Second, doesn't it bother you even a little bit that the tax system is _perceived_ as being progressive, when in fact it is very far from that...the good people of the land believe that they have a progressive tax system. They don't.
I think you're also oversimplifying a progressive tax system. You don't "write a check for 30%", when push comes to shove. You pay a percentage on each successive band of income...so we don't really label each person with a number (his tax rate). Rather, we label the income levels.
Progressivity is a little bit slippery sometimes, but here's the thing: Nobody making million dollars a year does it alone. Under that person there is a pyramid of other people, all doing their thing. Most high-income folks have achieved a significant measure of _leverage_ in their income streams, pulling in part of a stream of cash, the goods and services for which are provided by other people (employees, subordinates, etc). Yes, those people are paid (usually), but the aggregate is what makes it all work. I view it as fair for wealthy people to pay higher tax rates on those upper bands of income.

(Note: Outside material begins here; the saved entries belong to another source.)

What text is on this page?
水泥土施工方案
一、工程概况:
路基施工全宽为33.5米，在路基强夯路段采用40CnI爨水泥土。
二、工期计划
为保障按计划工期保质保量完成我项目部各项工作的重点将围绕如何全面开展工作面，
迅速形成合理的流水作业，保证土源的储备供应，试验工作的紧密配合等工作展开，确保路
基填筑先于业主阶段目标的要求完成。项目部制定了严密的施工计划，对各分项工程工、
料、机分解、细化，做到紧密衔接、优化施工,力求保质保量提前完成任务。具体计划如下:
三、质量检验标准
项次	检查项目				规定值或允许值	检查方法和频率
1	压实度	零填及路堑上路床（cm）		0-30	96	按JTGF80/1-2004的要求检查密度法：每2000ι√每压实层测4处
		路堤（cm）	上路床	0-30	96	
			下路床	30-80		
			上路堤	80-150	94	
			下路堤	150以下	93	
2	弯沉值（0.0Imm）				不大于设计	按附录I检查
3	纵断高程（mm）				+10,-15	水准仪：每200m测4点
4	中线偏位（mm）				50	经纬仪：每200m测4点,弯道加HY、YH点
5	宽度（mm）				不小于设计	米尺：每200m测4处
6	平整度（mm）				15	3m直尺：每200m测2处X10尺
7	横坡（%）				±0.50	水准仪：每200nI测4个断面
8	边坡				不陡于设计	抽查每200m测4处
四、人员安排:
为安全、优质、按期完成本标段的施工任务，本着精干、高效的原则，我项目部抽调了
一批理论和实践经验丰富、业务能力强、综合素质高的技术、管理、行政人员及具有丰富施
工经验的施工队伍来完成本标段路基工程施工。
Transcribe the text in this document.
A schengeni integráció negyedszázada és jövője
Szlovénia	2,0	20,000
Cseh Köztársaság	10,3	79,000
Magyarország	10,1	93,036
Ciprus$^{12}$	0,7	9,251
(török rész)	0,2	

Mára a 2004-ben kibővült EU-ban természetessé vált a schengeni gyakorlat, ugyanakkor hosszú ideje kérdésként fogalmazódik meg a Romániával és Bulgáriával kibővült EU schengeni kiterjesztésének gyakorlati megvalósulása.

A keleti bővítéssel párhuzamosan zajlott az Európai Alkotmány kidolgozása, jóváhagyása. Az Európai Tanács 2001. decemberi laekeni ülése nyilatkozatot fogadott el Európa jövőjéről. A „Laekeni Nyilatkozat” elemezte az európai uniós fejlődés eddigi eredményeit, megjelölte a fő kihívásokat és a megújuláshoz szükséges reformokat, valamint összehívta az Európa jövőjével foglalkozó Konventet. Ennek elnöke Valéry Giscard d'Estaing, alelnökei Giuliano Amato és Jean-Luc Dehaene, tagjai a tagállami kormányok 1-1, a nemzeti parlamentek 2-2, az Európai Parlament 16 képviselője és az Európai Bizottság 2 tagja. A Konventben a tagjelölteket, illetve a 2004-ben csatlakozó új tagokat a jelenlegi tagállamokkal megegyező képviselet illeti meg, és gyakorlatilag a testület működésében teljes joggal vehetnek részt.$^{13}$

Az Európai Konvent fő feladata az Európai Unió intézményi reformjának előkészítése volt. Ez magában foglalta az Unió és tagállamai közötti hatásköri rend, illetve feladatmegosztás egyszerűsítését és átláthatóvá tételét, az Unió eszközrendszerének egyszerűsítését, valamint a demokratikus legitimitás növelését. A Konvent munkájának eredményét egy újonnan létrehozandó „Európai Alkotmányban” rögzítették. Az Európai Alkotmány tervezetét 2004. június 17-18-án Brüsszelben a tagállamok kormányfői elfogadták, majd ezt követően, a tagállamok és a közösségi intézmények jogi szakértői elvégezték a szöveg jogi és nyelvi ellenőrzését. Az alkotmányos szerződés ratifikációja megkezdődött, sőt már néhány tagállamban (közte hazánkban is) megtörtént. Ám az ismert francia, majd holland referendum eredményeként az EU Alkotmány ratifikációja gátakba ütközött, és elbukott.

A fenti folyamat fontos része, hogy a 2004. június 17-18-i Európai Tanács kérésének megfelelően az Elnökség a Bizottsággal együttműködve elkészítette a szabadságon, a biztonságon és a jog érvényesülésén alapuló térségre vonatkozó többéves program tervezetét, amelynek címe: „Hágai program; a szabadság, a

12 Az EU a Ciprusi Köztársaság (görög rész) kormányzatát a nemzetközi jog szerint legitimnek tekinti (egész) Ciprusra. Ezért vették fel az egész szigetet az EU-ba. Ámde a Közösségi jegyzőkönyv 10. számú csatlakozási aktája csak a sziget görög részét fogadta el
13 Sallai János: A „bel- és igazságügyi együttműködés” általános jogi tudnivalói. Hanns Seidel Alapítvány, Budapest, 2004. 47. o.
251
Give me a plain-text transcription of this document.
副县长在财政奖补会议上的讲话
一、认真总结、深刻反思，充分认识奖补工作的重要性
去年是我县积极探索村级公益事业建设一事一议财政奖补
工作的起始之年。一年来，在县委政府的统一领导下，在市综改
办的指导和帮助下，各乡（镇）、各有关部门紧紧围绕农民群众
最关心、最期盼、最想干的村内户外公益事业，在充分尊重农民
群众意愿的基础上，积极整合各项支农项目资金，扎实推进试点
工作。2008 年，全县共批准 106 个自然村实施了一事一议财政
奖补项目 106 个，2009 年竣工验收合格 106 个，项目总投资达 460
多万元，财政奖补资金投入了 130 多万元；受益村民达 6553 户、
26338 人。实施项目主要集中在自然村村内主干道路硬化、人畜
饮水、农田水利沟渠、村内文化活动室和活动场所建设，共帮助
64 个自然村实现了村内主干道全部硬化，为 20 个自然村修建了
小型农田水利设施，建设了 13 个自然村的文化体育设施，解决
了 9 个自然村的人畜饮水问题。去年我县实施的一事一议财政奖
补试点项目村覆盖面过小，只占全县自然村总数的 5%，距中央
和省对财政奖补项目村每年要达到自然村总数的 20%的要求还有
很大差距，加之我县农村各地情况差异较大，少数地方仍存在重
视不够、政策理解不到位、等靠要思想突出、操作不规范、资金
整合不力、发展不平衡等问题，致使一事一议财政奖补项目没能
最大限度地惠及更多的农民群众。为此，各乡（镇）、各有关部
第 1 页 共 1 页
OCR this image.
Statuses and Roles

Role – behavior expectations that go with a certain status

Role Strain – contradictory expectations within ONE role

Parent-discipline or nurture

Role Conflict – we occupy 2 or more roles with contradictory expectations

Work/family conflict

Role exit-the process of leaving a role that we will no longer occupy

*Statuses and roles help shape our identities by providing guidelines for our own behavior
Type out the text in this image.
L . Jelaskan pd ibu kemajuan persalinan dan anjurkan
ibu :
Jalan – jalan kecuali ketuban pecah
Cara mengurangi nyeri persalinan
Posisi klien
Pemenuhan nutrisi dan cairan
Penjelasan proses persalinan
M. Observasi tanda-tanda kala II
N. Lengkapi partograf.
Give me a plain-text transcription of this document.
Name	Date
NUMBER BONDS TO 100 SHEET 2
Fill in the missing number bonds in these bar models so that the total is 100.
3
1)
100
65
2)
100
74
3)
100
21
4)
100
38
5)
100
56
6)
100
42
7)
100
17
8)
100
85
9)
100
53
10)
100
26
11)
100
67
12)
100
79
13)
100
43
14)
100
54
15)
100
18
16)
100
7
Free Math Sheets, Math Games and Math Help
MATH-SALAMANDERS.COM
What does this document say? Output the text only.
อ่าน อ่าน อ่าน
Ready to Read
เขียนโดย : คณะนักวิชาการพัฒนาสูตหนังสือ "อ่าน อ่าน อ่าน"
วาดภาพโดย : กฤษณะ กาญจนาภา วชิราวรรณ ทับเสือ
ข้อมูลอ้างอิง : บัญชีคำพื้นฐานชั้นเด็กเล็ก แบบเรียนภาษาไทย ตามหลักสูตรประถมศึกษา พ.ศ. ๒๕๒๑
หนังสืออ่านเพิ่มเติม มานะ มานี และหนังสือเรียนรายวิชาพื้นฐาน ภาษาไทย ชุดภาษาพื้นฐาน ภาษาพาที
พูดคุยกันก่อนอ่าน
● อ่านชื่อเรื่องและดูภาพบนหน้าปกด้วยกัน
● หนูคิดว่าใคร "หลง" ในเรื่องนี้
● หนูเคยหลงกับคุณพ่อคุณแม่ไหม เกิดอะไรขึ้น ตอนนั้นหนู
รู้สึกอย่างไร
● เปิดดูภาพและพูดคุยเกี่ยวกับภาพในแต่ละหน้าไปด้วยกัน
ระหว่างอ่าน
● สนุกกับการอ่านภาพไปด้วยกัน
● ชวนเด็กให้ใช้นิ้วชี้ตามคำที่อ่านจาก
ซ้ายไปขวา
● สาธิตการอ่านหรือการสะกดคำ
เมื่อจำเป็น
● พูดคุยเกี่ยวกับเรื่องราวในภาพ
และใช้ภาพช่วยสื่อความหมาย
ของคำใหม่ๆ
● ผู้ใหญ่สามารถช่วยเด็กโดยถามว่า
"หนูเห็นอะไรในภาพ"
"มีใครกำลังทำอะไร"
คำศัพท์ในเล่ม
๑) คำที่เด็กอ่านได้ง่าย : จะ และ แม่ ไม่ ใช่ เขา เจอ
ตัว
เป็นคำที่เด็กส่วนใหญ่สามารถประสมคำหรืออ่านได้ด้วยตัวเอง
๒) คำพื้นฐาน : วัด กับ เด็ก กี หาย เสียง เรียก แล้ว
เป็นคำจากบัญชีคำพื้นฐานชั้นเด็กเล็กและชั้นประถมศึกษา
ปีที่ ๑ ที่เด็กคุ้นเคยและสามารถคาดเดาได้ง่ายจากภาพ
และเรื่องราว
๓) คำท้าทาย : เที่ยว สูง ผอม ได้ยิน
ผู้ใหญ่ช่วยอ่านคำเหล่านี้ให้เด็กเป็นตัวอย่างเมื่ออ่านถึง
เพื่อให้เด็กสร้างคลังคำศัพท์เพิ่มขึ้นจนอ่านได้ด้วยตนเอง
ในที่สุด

Lastly, the GOP is all talk and no action when it comes to reducing the size of government. They yammer on and on about the size of government, and when they actually have a chance to DO something about it, they do nothing. In fact, they increase spending at the highest rate in recent history. Even if you take out the war spending, it's still the highest increase (around 7%).
Doesn't the hypocrisy of talking small government, spending big government bother you at all?
Last to first: yes. It is
Last to first: yes. It is one of my major gripes with the current administration and his compatriots in the congress.
If your salary is $100k, you earn that salary. (hopefully, unless you're a slacker.) To be sure, there are many other people in the company, indeed in the whole economy, yea varily in the whole world. That is the wonder of specialization. If we didn't have janitors, I couldn't work because I couldn't get to my desk for all the empty Diet Dr. Pepper bottles. But, he can't do my job. And if I was doing his, I couldn't do my job. That's my money. If had the experience and credentials to take my boss' job, then I'd make more money. The fact that if it were just me the economy wouldn't work is an irrelevant argument, because there are in fact 6 billion of us, and a quarter billion right here in the USA. If you can scheme, work hard or whatever to get more money, I don't think we should demand a higher percentage.
Further, if you look at it your way, it's even more regressive than looking at it as a whole. Because the the more industrious you are, the more you get punished. That's retarded. And the fact of the matter is, I get taxed higher on my income than someone who makes less than me - and lower than someone with a higher income; and its disingenous to say we're all under the same rules.
Also, of course we don't write a check for 30%, because the money is drained out of us a little at a time. That's the problem.
I couldn't care less what delusions people are under regarding the relative progressive or unprogressiveness of the tax code, so long as it gets changed to something fair.
Yes, the tax code governs us all. But it treats us differently. Once, I could deduct interest on student loans. Now, I cannot because I earn more. I am not treated the same as someone else, solely on the basis of income. These distinctions are everywhere, not just in the tax brackets.